Dame Claudia Orange: Well, I think they don't know so much about it because one of those clauses in He Whakaputanga was what Busby had hoped to bring the whole group of northern chiefs together again as a confederation, where they could debate and discuss what to do with strangers / foreigners coming in, what to do about land sales, the pressures, younger chiefs starting to put up land for sale, which senior chiefs didn't want. Even then, this is before 1840 and I think Busby's disappointment was that it was very difficult to bring them together, and it erupted in fighting anyway, once again because there are other things going on.

It erupted in fighting in 1837 between two key chiefs, in the Bay. Again, I think it was over trade at Russell, Kororareka. You know, who had the dominant right for trade? It was 1837. Hobson had been sent in across from Sydney to see what was going on and see if he could help. He offered to help settle it, and they told him to get away, that they could settle it themselves, that there was tension that would settle itself. And he put in a report, as a result of that.

They didn't meet. That was the difficulty. They got wood for a parliament house, and it lay unused. And I suspect Busby finally might have used it to build another couple of bedrooms on his house.

Because he had had to pay for the land and had to build a little two-bedroom house. What you actually see, those of you who've been to Waitangi, and what you see on television, is now about eight rooms. It wasn't like that in 1840. It was just a two-bedroom house with a central hall.
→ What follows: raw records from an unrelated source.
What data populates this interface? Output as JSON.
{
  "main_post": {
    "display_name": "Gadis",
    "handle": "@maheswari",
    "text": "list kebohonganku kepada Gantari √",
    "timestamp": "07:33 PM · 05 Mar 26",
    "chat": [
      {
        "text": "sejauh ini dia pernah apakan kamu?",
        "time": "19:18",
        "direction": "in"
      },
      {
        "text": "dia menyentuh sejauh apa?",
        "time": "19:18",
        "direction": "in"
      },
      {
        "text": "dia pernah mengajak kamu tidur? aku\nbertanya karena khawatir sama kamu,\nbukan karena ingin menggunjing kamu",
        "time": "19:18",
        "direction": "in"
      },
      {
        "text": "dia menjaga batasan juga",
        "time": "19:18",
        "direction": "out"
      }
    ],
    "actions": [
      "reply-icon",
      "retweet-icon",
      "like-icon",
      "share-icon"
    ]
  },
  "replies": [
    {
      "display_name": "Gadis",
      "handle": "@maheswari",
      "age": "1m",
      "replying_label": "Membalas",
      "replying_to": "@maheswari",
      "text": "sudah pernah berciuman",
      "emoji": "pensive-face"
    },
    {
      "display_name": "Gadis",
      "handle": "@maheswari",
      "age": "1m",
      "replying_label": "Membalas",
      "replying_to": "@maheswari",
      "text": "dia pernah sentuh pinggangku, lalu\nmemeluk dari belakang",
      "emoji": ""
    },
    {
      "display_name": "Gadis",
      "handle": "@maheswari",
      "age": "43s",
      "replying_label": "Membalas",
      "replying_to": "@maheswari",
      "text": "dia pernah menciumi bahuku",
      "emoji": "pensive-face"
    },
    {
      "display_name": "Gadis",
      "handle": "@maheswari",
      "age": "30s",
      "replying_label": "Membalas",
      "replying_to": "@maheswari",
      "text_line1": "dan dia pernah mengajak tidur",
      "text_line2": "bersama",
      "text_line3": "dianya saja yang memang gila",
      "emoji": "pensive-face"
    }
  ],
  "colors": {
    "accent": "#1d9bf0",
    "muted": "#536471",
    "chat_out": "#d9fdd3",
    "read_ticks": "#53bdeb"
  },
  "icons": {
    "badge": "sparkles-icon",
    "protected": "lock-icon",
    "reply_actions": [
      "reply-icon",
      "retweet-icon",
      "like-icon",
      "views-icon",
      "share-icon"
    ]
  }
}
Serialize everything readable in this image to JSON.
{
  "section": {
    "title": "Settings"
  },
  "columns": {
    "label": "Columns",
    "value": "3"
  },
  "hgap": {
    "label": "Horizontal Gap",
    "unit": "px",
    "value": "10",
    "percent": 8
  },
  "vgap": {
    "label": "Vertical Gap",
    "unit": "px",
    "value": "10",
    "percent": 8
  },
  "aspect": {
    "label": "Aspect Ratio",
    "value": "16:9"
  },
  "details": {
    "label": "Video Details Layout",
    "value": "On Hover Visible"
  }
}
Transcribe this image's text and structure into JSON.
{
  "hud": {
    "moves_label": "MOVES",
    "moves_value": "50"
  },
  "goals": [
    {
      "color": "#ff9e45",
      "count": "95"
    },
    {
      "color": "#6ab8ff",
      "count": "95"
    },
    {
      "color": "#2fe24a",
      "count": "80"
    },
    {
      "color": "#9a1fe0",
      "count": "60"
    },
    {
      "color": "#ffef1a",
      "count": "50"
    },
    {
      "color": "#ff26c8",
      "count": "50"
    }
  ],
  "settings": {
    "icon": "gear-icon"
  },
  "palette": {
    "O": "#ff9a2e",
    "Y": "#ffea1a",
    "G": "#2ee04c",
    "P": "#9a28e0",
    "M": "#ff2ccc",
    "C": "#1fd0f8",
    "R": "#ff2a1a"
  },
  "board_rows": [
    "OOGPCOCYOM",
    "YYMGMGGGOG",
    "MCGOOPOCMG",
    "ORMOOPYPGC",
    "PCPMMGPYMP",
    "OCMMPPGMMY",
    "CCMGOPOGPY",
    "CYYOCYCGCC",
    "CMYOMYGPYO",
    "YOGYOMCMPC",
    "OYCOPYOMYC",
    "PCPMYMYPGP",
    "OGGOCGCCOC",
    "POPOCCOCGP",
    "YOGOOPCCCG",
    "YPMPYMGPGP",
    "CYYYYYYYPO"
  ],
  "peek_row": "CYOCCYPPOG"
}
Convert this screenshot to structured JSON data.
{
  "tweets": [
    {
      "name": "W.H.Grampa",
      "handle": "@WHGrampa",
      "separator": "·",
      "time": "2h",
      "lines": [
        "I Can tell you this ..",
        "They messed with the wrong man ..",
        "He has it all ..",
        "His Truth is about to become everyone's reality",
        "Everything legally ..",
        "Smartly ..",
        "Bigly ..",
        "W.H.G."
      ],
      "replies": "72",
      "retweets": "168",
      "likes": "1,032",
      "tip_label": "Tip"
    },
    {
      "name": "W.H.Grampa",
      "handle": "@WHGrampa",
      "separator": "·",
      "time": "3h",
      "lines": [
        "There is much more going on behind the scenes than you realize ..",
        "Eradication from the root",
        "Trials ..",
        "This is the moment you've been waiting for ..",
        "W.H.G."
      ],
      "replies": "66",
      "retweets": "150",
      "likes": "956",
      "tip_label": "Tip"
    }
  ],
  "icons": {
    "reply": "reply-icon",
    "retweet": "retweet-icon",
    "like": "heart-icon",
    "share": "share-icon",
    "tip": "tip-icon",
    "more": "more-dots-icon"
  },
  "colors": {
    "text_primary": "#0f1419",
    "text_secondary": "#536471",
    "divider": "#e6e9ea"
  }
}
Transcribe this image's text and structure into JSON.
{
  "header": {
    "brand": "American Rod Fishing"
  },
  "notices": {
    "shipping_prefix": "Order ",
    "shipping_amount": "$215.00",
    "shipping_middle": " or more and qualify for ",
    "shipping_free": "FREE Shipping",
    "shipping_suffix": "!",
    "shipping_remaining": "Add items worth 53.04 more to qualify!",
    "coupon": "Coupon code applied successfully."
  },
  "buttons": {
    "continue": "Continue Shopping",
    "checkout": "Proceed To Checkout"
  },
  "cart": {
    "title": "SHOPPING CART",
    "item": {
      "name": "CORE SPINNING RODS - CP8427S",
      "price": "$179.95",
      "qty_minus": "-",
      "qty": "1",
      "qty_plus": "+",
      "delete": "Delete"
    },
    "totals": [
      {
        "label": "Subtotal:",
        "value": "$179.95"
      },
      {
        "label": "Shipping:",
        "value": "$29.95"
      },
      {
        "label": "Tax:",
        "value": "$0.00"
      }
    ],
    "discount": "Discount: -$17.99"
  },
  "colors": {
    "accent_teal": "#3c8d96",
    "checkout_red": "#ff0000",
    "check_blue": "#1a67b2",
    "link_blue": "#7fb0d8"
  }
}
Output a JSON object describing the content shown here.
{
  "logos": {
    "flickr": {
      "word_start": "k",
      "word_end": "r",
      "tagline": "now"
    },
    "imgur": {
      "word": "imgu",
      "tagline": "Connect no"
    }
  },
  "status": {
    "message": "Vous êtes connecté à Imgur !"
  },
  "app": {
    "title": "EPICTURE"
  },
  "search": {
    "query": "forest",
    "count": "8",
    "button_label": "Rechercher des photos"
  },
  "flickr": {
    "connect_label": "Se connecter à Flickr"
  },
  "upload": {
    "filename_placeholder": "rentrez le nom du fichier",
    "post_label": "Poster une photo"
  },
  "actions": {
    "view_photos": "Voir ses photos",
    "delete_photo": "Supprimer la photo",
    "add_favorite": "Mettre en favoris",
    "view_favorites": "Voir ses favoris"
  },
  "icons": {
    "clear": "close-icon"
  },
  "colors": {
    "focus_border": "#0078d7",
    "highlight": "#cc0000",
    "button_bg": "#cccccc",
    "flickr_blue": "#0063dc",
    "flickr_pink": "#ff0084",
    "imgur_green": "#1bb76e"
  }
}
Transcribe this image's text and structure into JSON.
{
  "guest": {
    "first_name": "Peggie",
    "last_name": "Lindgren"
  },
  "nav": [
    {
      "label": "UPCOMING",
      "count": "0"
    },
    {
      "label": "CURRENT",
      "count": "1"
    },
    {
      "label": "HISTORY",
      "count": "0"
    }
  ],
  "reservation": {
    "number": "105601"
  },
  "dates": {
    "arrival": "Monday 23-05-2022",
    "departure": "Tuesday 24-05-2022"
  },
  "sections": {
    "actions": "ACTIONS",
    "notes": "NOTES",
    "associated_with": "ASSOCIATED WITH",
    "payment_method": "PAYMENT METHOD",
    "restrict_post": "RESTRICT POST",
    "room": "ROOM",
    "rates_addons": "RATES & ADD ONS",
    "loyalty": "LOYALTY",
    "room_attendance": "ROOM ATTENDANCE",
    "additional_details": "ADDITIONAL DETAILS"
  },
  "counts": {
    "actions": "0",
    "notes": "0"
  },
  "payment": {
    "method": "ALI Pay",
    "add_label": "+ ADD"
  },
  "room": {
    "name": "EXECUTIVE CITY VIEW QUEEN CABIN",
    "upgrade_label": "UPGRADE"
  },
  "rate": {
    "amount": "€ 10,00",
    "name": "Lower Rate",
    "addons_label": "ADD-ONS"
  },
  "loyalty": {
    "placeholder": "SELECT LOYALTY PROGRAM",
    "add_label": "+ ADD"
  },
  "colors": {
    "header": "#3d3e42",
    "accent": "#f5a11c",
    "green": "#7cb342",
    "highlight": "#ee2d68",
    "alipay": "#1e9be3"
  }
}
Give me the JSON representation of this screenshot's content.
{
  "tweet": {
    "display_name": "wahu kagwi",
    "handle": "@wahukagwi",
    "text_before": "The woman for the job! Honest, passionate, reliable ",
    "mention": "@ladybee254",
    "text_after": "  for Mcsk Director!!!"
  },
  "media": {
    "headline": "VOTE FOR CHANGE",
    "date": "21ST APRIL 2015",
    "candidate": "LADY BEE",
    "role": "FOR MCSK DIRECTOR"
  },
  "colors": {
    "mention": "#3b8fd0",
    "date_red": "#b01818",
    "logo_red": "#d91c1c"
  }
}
So, coming back to He Whakaputanga however, there wasn't a parliament house built; they didn't come together as a group. And the pressures increased.

And so again, in the documentation last year, I found people like Waka Nene and Patuone and other chiefs actually coming and sitting down with Busby, often on an evening, and getting asked to dinner, where one accidentally took mustard with the pork and had to get helped out of the room because it was so hot!

They were talking about the problems of the changes going on, and particularly in the north. They were actually happening in other parts of the country too, but what we've got such a good record of is of the north and the difficulty of this. And again, just finding out that Māori had been meeting again in 1838 and 1839, saying, 'What are we to do?' You know, the pressures were increasing.

We can't necessarily control things; we need help. It's interesting. But that wasn't necessarily going to mean that they decreased their authority, that would be guaranteed. 'Confirmed' is the other word. It's rather nice.

Dr Carwyn Jones: We have this agreement in He Whakaputanga that they're going to meet as a congress to collectively pass laws, but that never actually happens, and then we have the Treaty following hard on the heels of He Whakaputanga.

Some of the evidence from Nga Puhi I saw in the Tribunal, which I thought was interesting, was people saying, actually, we did meet; we just didn't meet with Busby in the form, in a Parliament that he was expecting. Of course, we were talking to each other and that moved to collectivism and collective responses that you've talked about. I think we might move from this discussion up here to open it up now to questions from the audience.

Richard Foy: Wow. That was just an amazing hour and a half of discourse and korero around He Whakaputanga and Te Tiriti. I find it very humbling because although I'm kaitiaki for these documents, I know so little, and so it's a real blessing to be able to spend time with experts.

And it just reminds me that He Whakaputanga and Te Tiriti and the Women's Suffrage Petition, they're not merely just parts of telling New Zealand's story of the past, but they're actually vital protagonists of New Zealand's story of our future.

So, with that, I'd just like to thank Carwyn Jones and Dame Claudia and Morgan for just providing a fantastic evening for us. So, everyone put your hands together. Thank you very much, everyone. You're welcome to leave;

I've got to go. wipe down the cabinets.